Suit une discussion d’où il ressort que ce n’est pas la première fois que Luna rencontre ce nombre $\pi$, en fait bien sûr c’est ce même nombre $\pi$ qui était intervenu dans la formule pour calculer la longueur d’un cercle, $2\pi R$. Résumons : un cercle est d’autant plus long que son rayon est grand, la constante de proportionnalité a été baptisée $\pi$, et par des calculs astucieux on doit pouvoir trouver à peu près à quoi ce nombre $\pi$ est égal (exemple de calcul astucieux : tracer à la craie un grand cercle de 10 mètres de diamètre dans la cour de récré, et mesurer sa longueur avec cet instrument à roulette dont j’ai oublié le nom, bref, plus ou moins le même compteur que celui qui équipe les voitures).

Mais pourquoi c’est le même nombre $\pi$ qui intervient dans la formule pour la longueur et celle pour la surface ? Luna ne semblait pas spécialement troublée par cet coïncidence («ben, c’est parce que l’instit nous l’a dit !»), mais j’essayais malgré tout de trouver une explication à ce curieux phénomène... sans dépasser le bagage mathématique d’un élève en CM2 bien sûr !

Voici le résultat de mes cogitations.

Tout d’abord, rappelons nous pourquoi la surface d’un rectangle est bien égale à $l \times L$ (largeur par longueur, exprimée en cm²). Commençons par recouvrir le rectangle par des petits carreaux de coté $a = 1$ cm. On a $l$ petits carreaux dans le sens de la largeur, et $L$ petits carreaux dans le sens de la longueur, soit un total de $l \times L$ petits carreaux. Chacun de ces carreaux représentant 1 cm², tout semble ok. Le problème est qu’il n’y a pas de raison que je puisse recouvrir pile mon rectangle avec de tels carreaux (quand on fait du carrelage chez soi en tous cas ça ne tombe jamais pile). On a donc trouvé une surface un peu trop grande (l’erreur correspond aux chutes de carrelage qu’on a découpées). Bon, mais recommençons avec des carreaux plus petits, de côté $a/10 = 1$ mm. Alors il y a $10 l$ carreaux dans le sens de la largeur, $10 L$ dans celui de la longueur, donc en tout $100 \times l \times L$ carreaux d’un mm², et comme dans 1 cm² il y a bien 100 mm², la formule n’a pas bougé... et il y a moins de chutes ! En prenant des carreaux très très petits, on voit que la formule va marcher car il finira par ne plus y avoir de chutes (ou si peu que ça ne vaut plus la peine d’en parler).
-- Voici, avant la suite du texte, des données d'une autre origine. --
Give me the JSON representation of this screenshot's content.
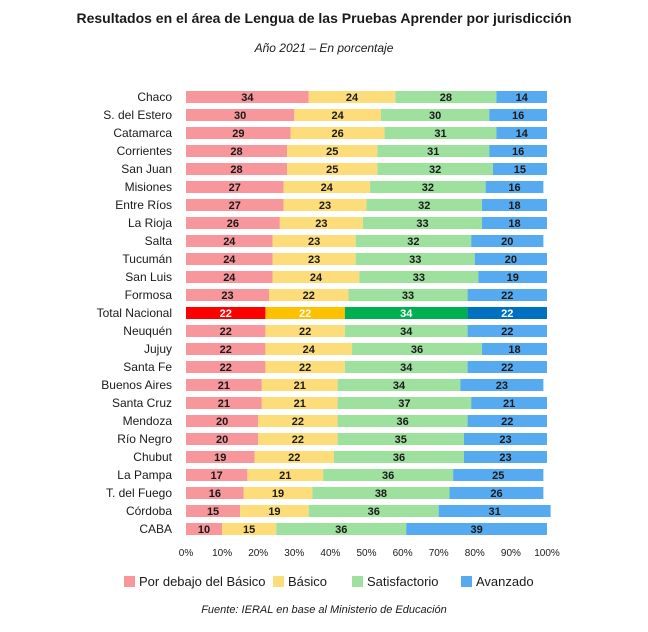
{
  "title": "Resultados en el área de Lengua de las Pruebas Aprender por jurisdicción",
  "subtitle": "Año 2021 – En porcentaje",
  "source": "Fuente: IERAL en base al Ministerio de Educación",
  "colors": {
    "normal": [
      "#f7979b",
      "#fddc7a",
      "#9ee09e",
      "#56aaf0"
    ],
    "highlight": [
      "#ff0000",
      "#ffc000",
      "#00b050",
      "#0070c0"
    ]
  },
  "chart_data": {
    "type": "bar",
    "orientation": "horizontal",
    "stacked": true,
    "categories": [
      "Chaco",
      "S. del Estero",
      "Catamarca",
      "Corrientes",
      "San Juan",
      "Misiones",
      "Entre Ríos",
      "La Rioja",
      "Salta",
      "Tucumán",
      "San Luis",
      "Formosa",
      "Total Nacional",
      "Neuquén",
      "Jujuy",
      "Santa Fe",
      "Buenos Aires",
      "Santa Cruz",
      "Mendoza",
      "Río Negro",
      "Chubut",
      "La Pampa",
      "T. del Fuego",
      "Córdoba",
      "CABA"
    ],
    "highlight_category": "Total Nacional",
    "series": [
      {
        "name": "Por debajo del Básico",
        "values": [
          34,
          30,
          29,
          28,
          28,
          27,
          27,
          26,
          24,
          24,
          24,
          23,
          22,
          22,
          22,
          22,
          21,
          21,
          20,
          20,
          19,
          17,
          16,
          15,
          10
        ]
      },
      {
        "name": "Básico",
        "values": [
          24,
          24,
          26,
          25,
          25,
          24,
          23,
          23,
          23,
          23,
          24,
          22,
          22,
          22,
          24,
          22,
          21,
          21,
          22,
          22,
          22,
          21,
          19,
          19,
          15
        ]
      },
      {
        "name": "Satisfactorio",
        "values": [
          28,
          30,
          31,
          31,
          32,
          32,
          32,
          33,
          32,
          33,
          33,
          33,
          34,
          34,
          36,
          34,
          34,
          37,
          36,
          35,
          36,
          36,
          38,
          36,
          36
        ]
      },
      {
        "name": "Avanzado",
        "values": [
          14,
          16,
          14,
          16,
          15,
          16,
          18,
          18,
          20,
          20,
          19,
          22,
          22,
          22,
          18,
          22,
          23,
          21,
          22,
          23,
          23,
          25,
          26,
          31,
          39
        ]
      }
    ],
    "xlim": [
      0,
      100
    ],
    "xticks": [
      "0%",
      "10%",
      "20%",
      "30%",
      "40%",
      "50%",
      "60%",
      "70%",
      "80%",
      "90%",
      "100%"
    ],
    "legend": "bottom",
    "grid": false
  }
}
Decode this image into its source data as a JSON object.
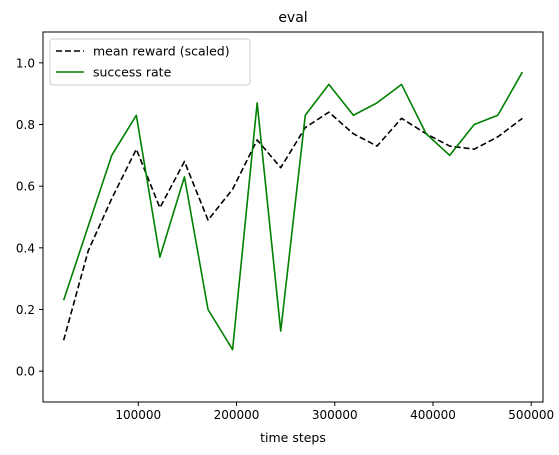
{
  "chart_data": {
    "type": "line",
    "title": "eval",
    "xlabel": "time steps",
    "ylabel": "",
    "xlim": [
      3000,
      512000
    ],
    "ylim": [
      -0.1,
      1.1
    ],
    "xticks": [
      100000,
      200000,
      300000,
      400000,
      500000
    ],
    "xtick_labels": [
      "100000",
      "200000",
      "300000",
      "400000",
      "500000"
    ],
    "yticks": [
      0.0,
      0.2,
      0.4,
      0.6,
      0.8,
      1.0
    ],
    "ytick_labels": [
      "0.0",
      "0.2",
      "0.4",
      "0.6",
      "0.8",
      "1.0"
    ],
    "grid": false,
    "legend_position": "top-left",
    "x": [
      24000,
      49000,
      73000,
      98000,
      122000,
      147000,
      171000,
      196000,
      221000,
      245000,
      270000,
      294000,
      319000,
      343000,
      368000,
      393000,
      417000,
      442000,
      466000,
      491000
    ],
    "series": [
      {
        "name": "mean reward (scaled)",
        "color": "#000000",
        "dash": "dashed",
        "values": [
          0.1,
          0.39,
          0.56,
          0.72,
          0.53,
          0.68,
          0.49,
          0.59,
          0.75,
          0.66,
          0.79,
          0.84,
          0.77,
          0.73,
          0.82,
          0.77,
          0.73,
          0.72,
          0.76,
          0.82
        ]
      },
      {
        "name": "success rate",
        "color": "#008000",
        "dash": "solid",
        "values": [
          0.23,
          0.47,
          0.7,
          0.83,
          0.37,
          0.63,
          0.2,
          0.07,
          0.87,
          0.13,
          0.83,
          0.93,
          0.83,
          0.87,
          0.93,
          0.77,
          0.7,
          0.8,
          0.83,
          0.97
        ]
      }
    ]
  }
}
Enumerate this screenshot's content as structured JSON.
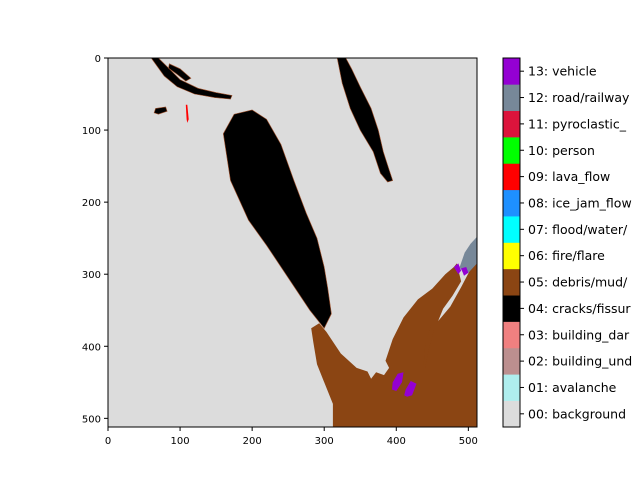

Bien. Revenons au disque. Je découpe mon disque en une collection de couronnes concentriques, toutes de même largeur $a$. Je dis qu’une telle couronne, de rayon intérieur $r$ (donc de rayon extérieur $r+a$), a une surface un peu plus grande qu’un rectangle $a \times 2 \pi r$. En alignant tous ces rectangles debout les uns à côté des autres, du plus petit vers le plus grand (imaginer les frères daltons, avec Joe à gauche, et Averell à droite), j’ai recouvert un triangle rectangle, dont le coté en bas est $R$, et le coté à droite est $2\pi R$ (c’est la hauteur d’Averell). Et les triangles rectangle, ça, Luna elle sait faire (elle qui s’était assoupie durant l’explication précédente se réveille soudain). On calcule, et miracle, voici la formule $\pi R^2$ ! A nouveau, il y a le problème des chutes, mais on le résout de façon analogue, en prenant des couronnes très très fines, si fines que la poussière des chutes finit par disparaître sous le tapis du salon.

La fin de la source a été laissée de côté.